The clinical trial, called PARADIGM (NCT05357950), enrolled its first participant in June. The study is expected to recruit about 69 adults with ALS, ages 18 to 75; enrollment is currently underway at a single site in Israel.
With clearance from both the U.S. Food and Drug Administration (FDA) and the Italian Medicines Agency (AIFA), the company said it is expecting to open trial sites in the U.S. — on both the east and west coasts — and in Italy in the next few weeks.
“FDA’s acceptance of our [investigational new drug request] paves the way for NeuroSense to commence patient enrollment in the U.S. and is another significant milestone achieved in our drug development plan,” Alon Ben-Noon, CEO of NeuroSense, said in a company press release.
“Clearance from AIFA, Italy’s health regulatory agency, is another important milestone achieved that supports our goal of providing patients in need from the [European Union], in addition to the US and other regions, the opportunity to join the PARADIGM study and receive PrimeC,” Ben-Noon said one day later in another press release.

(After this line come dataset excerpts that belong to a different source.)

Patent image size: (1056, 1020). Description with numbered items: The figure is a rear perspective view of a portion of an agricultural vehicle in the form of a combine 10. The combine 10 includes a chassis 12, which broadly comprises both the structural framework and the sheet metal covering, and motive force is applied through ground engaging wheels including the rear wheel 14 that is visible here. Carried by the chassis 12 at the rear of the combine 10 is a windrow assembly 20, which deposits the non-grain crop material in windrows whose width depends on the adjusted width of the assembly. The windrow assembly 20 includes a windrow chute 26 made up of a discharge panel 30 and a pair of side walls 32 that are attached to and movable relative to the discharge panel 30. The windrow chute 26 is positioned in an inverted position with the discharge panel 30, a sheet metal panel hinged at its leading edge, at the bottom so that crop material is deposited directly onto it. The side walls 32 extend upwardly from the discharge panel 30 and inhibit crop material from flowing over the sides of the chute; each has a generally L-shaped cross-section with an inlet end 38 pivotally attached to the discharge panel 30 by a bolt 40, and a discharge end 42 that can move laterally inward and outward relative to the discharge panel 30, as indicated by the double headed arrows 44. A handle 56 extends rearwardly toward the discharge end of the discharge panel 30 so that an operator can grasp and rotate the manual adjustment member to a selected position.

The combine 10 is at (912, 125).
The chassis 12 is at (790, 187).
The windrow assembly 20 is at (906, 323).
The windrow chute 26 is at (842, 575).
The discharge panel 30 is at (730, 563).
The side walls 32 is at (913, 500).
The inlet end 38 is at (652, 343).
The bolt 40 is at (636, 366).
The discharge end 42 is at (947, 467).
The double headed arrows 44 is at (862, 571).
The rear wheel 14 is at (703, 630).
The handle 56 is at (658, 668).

PrimeC contains a fixed-dose combination of the antibiotic ciprofloxacin and the anti-inflammatory medication celecoxib. Each of these medicines is separately approved by the FDA for non-ALS indications; according to NeuroSense both have well-established safety profiles.
This combination may have beneficial effects in ALS through multiple mechanisms, such as reducing inflammation, improving RNA processing, and normalizing iron accumulation. Results from a prior open-label Phase 2a trial (NCT04165850), which tested PrimeC in 15 ALS patients, indicated the therapy may slow disease progression.
In the Phase 2b PARADIGM study, researchers will investigate a new extended-release version of PrimeC that’s expected to maximize the benefits of the combination therapy. In the trial, two-thirds of participants will be treated with PrimeC — two tablets twice daily, for a total daily dose of 1,496 mg — or given a placebo, for six months. Participants will be allowed to continue on their standard therapies during the trial.
“This clinical trial is evaluating our new and improved extended release formulation of PrimeC, which may provide a better outcome than already observed in our prior Phase 2a study,” Ben-Noon said.
The study’s main goals are to evaluate safety and assess the impact of treatment on disease biomarkers. The effect on measures of ALS severity also will be assessed as secondary goals. Top-line results are expected by mid-2023.
“We are pleased to offer PrimeC to patients who are eager to take part in the clinical program, and we look forward to completing enrollment and announcing results in the next several months,” Ben-Noon said.
Patients who complete the six-month placebo-controlled portion of the PARADIGM study will have the option to continue into an open-label extension trial, where all participants will be given PrimeC and monitored for another year.